The petition submitted by attorney Yair Nahori claims that pupils attending state secular schools will be taught “a fictitious and inaccurate portrayal that deliberately conceals the religious-messianic reality that led to his murder, and those who acted to incite and assassinate prime minister Rabin,” Channel 10 reported on Tuesday.
The Education Ministry blasted the report saying: “The allegations represented in this report are baseless lies. Channel 10 joined the extremist Secular Forum in an attempt to undermine any involvement of Jewish heritage and culture in the classroom, and chose to turn the memorial day of Yitzhak Rabin’s assassination into a day of hatred, polarity and division in Israeli society.”
Following the submission of the petition, the High Court requested on Wednesday a response from the Education Ministry.
Bar-Lev said in a statement on Wednesday: “We cannot rewrite history, our children deserve to learn and know the historical facts and their complexities, especially when it comes to the murder of a prime minister in democratic Israel – Yitzhak Rabin, may his memory be for a blessing. This was a seminal and painful event that damaged our society and changed the face of our nation.”
Zandberg said: “The murder of Yitzhak Rabin is the most painful trauma in the Israel’s national history.

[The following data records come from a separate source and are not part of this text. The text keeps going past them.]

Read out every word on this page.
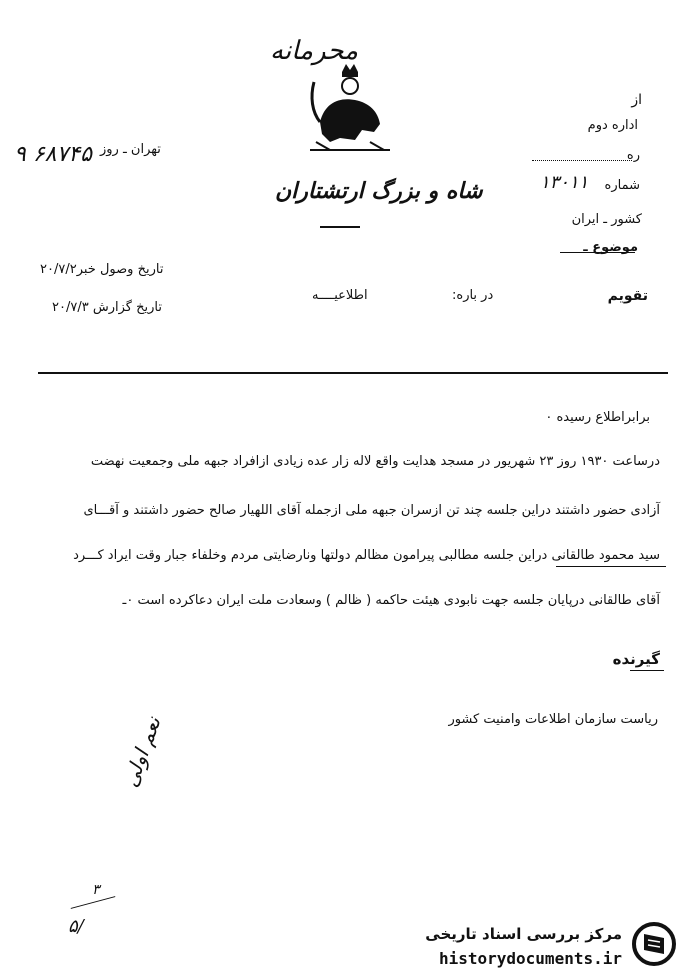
محرمانه
شاه و بزرگ ارتشتاران
از
اداره دوم
ره
شماره
۱۳۰۱۱
کشور ـ ایران
موضوع ـ
۶۸۷۴۵ ۹ تهران ـ روز
تاریخ وصول خبر۲۰/۷/۲
تاریخ گزارش ۲۰/۷/۳
تقویم
در باره:
اطلاعیــــه
برابراطلاع رسیده ۰
درساعت ۱۹۳۰ روز ۲۳ شهریور در مسجد هدایت واقع لاله زار عده زیادی ازافراد جبهه ملی وجمعیت نهضت
آزادی حضور داشتند دراین جلسه چند تن ازسران جبهه ملی ازجمله آقای اللهیار صالح حضور داشتند و آقـــای
سید محمود طالقانی دراین جلسه مطالبی پیرامون مظالم دولتها ونارضایتی مردم وخلفاء جبار وقت ایراد کـــرد
آقای طالقانی درپایان جلسه جهت نابودی هیئت حاکمه ( ظالم ) وسعادت ملت ایران دعاکرده است ۰ـ
گیرنده
ریاست سازمان اطلاعات وامنیت کشور
نعم اولی
۳
۵/	مرکز بررسی اسناد تاریخی
historydocuments.ir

This trauma has history, context and circumstances. Incitement, rabbinic ruling and Din Rodef [Law of the Pursuer] were completely erased from the schools’ curriculum. It is impossible to accept this distorted rewriting of history, which seems to be aimed at saving the skin of [Education Minister and Beit Yehudi chairman Naftali] Bennett’s rabbis instead of teaching the children of Israel the truth about the Rabin assassination.”
Raz also weighed in: “Those who learn about terrible murder of Yitzhak Rabin just from this curriculum will have no idea who the murderer was, nor will they know about the incitement that led to this event. The Education Ministry is in the business of rewriting history.”
Ram Vromen, chairman of the Secular Forum, said the representation of the facts in the curriculum is “twisted.”
Vroman told to The Jerusalem Post: “What I find amazing is that in the curriculum, there is not one word about the role the Jewish faith played in his murder. In most of the books, the name of the murderer is not even mentioned, and neither is the fact that he consulted with rabbis. He [Amir] would have never done it without the authorization of rabbis.”
Vroman added, “You cannot ignore the role religious people had in this murder, ignoring all of that is an absurdity.”
In a response to this petition the Education Ministry fired back, saying: “Fake news.”
The petitioners want to put the blame on Orthodox Jews, the ministry told the Post: “They are using manipulation to push their agenda.
This is not the way you teach children about the death of Rabin, this is a very minor part of this day, and you do not teach children by blaming an entire community for something like this.”